In the epilogue, during the twenty-sixth or twenty-seventh year of the Kangxi Emperor, a Daoist priest claiming to be a disciple of Zhongli Quan enters the cave (a new entrance had been discovered after the collapse of the southern cliff face in Yangmu Valley) (Note: It is unknown where "Yangmu Valley" (养母峪) refers to.) to purify it but is impaled on a stalagmite. Thereafter, the magistrate has the cave permanently sealed off.

==Publication history==
Originally titled "Chaya Shandong" (查牙山洞), the story was first published in Pu Songling's 18th-century anthology Strange Tales from a Chinese Studio. It was fully translated into English as "The Zhaya (sic) Mountain Cave" in the fifth volume of Sidney L. Sondergard's Strange Tales from Liaozhai published in 2008.

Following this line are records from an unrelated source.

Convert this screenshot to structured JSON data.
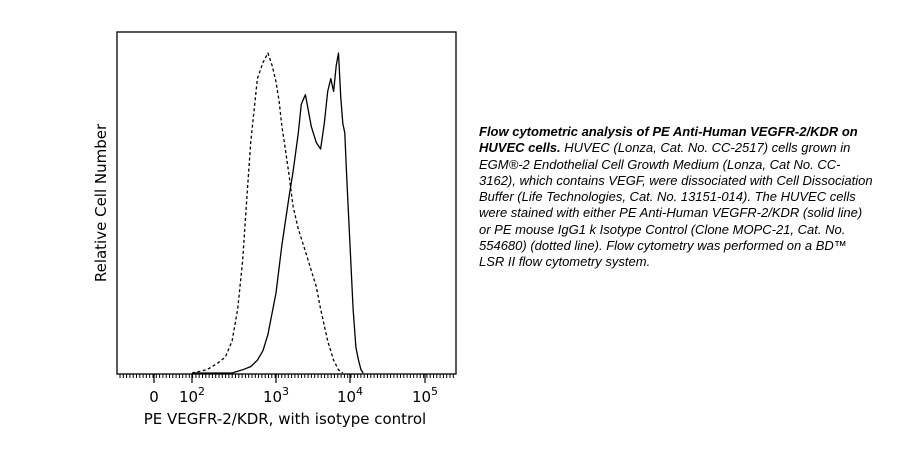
{
  "chart_data": {
    "type": "line",
    "title": "",
    "xlabel": "PE VEGFR-2/KDR, with isotype control",
    "ylabel": "Relative Cell Number",
    "x_scale": "biexponential",
    "xtick_labels": [
      {
        "base": "0",
        "exp": ""
      },
      {
        "base": "10",
        "exp": "2"
      },
      {
        "base": "10",
        "exp": "3"
      },
      {
        "base": "10",
        "exp": "4"
      },
      {
        "base": "10",
        "exp": "5"
      }
    ],
    "grid": false,
    "legend": "none",
    "series": [
      {
        "style": "solid",
        "x": [
          100,
          150,
          200,
          300,
          400,
          500,
          600,
          700,
          800,
          1000,
          1200,
          1500,
          1700,
          2000,
          2200,
          2500,
          3000,
          3500,
          4000,
          4500,
          5000,
          5500,
          6000,
          6500,
          7000,
          7500,
          8000,
          8500,
          9000,
          10000,
          11000,
          12000,
          13000,
          14000,
          15000
        ],
        "y": [
          0,
          0,
          0,
          0,
          1,
          2,
          4,
          7,
          12,
          25,
          40,
          55,
          63,
          75,
          84,
          87,
          77,
          72,
          70,
          78,
          88,
          92,
          88,
          96,
          100,
          86,
          78,
          75,
          62,
          40,
          20,
          8,
          4,
          1,
          0
        ]
      },
      {
        "style": "dotted",
        "x": [
          100,
          150,
          200,
          250,
          300,
          350,
          400,
          450,
          500,
          600,
          700,
          800,
          900,
          1000,
          1100,
          1200,
          1300,
          1500,
          1700,
          2000,
          2500,
          3000,
          3500,
          4000,
          5000,
          6000,
          7000,
          8000
        ],
        "y": [
          0,
          1,
          3,
          5,
          10,
          20,
          35,
          55,
          72,
          92,
          97,
          100,
          96,
          91,
          85,
          77,
          72,
          62,
          52,
          45,
          38,
          32,
          27,
          20,
          10,
          4,
          1,
          0
        ]
      }
    ]
  },
  "caption": {
    "bold": "Flow cytometric analysis of PE Anti-Human VEGFR-2/KDR on HUVEC cells.",
    "text": "HUVEC (Lonza, Cat. No. CC-2517) cells grown in EGM®-2 Endothelial Cell Growth Medium (Lonza, Cat No. CC-3162), which contains VEGF, were dissociated with Cell Dissociation Buffer (Life Technologies, Cat. No. 13151-014).  The HUVEC cells were stained with either PE Anti-Human VEGFR-2/KDR (solid line) or PE mouse IgG1 k Isotype Control (Clone MOPC-21, Cat. No. 554680) (dotted line). Flow cytometry was performed on a BD™ LSR II flow cytometry system."
  }
}
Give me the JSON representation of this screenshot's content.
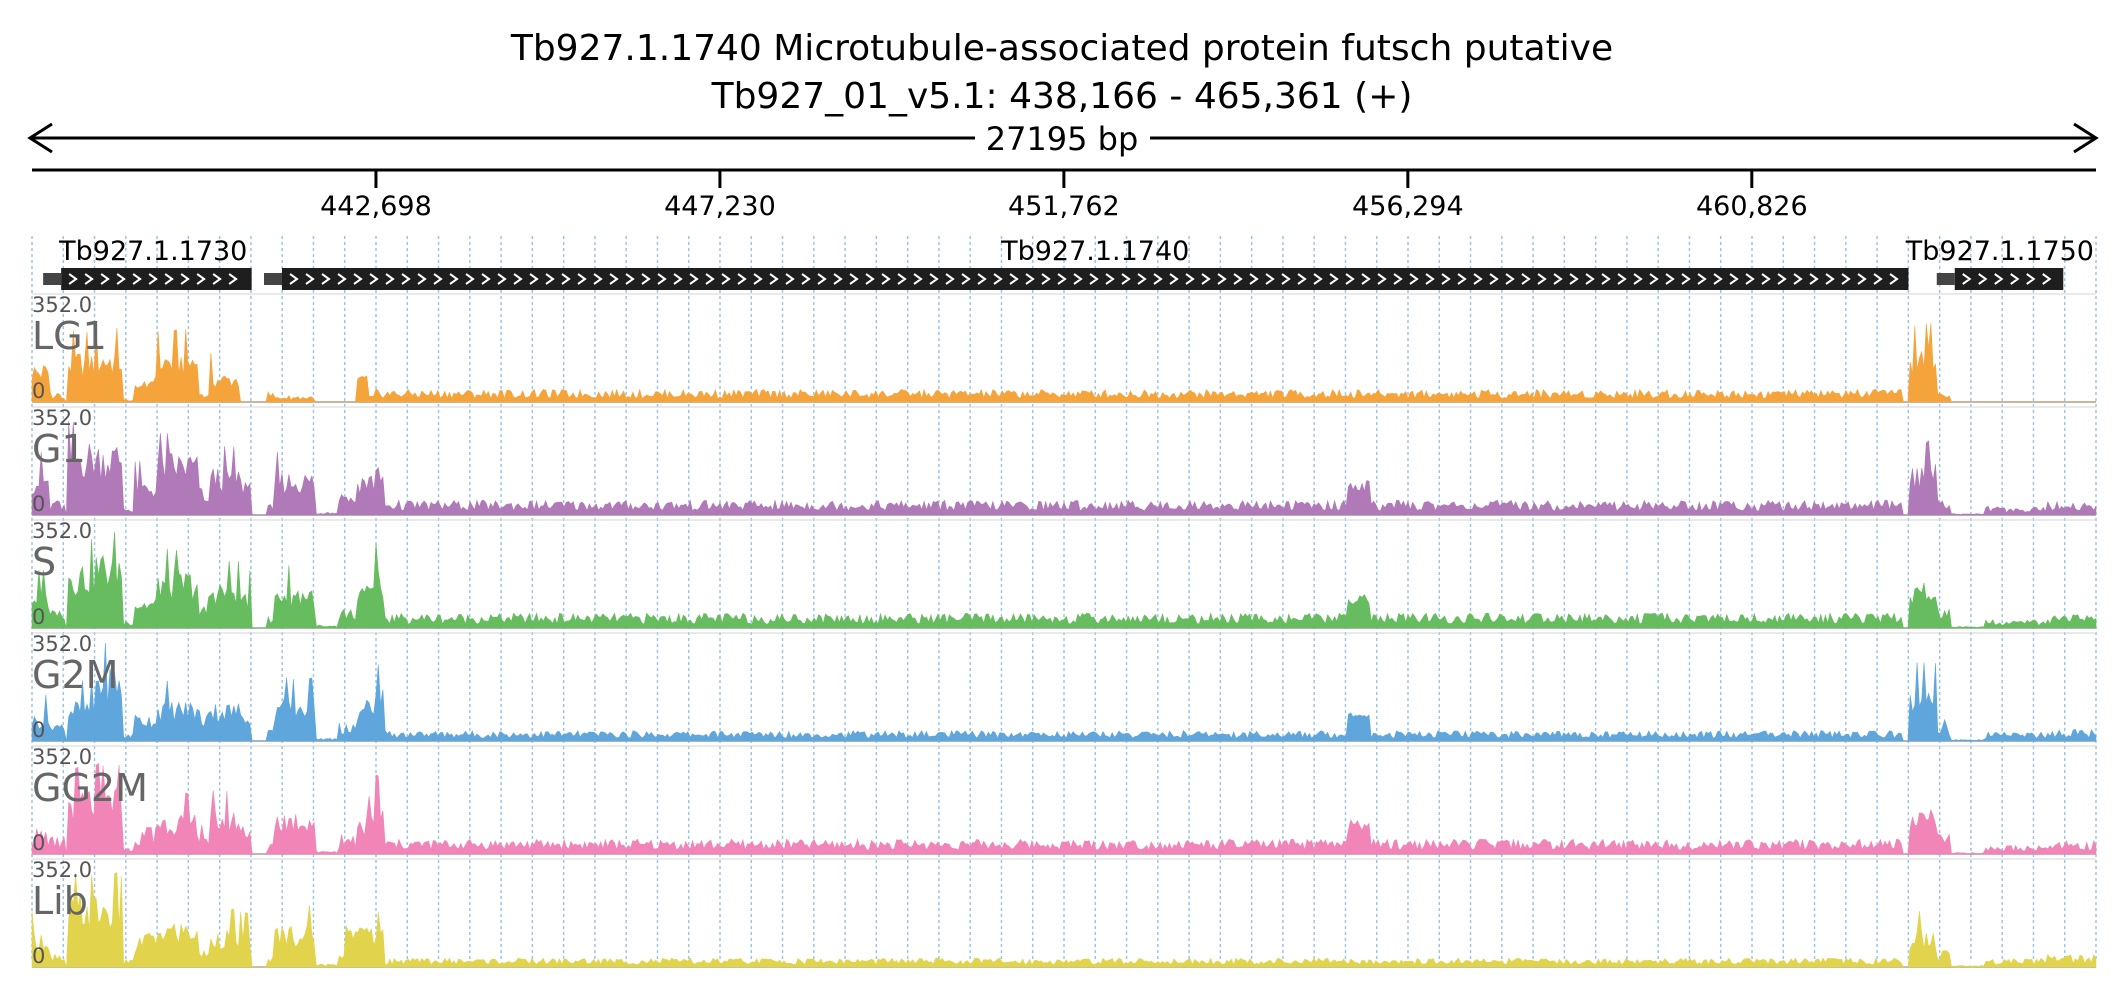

==Literary significance and analysis==
The French commentator Jacques Dar notes that the story (rendered in French as "La Grotte du mont Chaya") uses the motif of a cave to create an atmosphere creepier than the visual stimuli encountered by the man inside the cave; no supernatural activity is actually described, but Pu uses the power of suggestion to make both the protagonist and the reader feel otherwise. Lei Qunming (雷群明) praises Pu's use of blank verse to conjure a cave environment that is both awe-inspiring and creepy.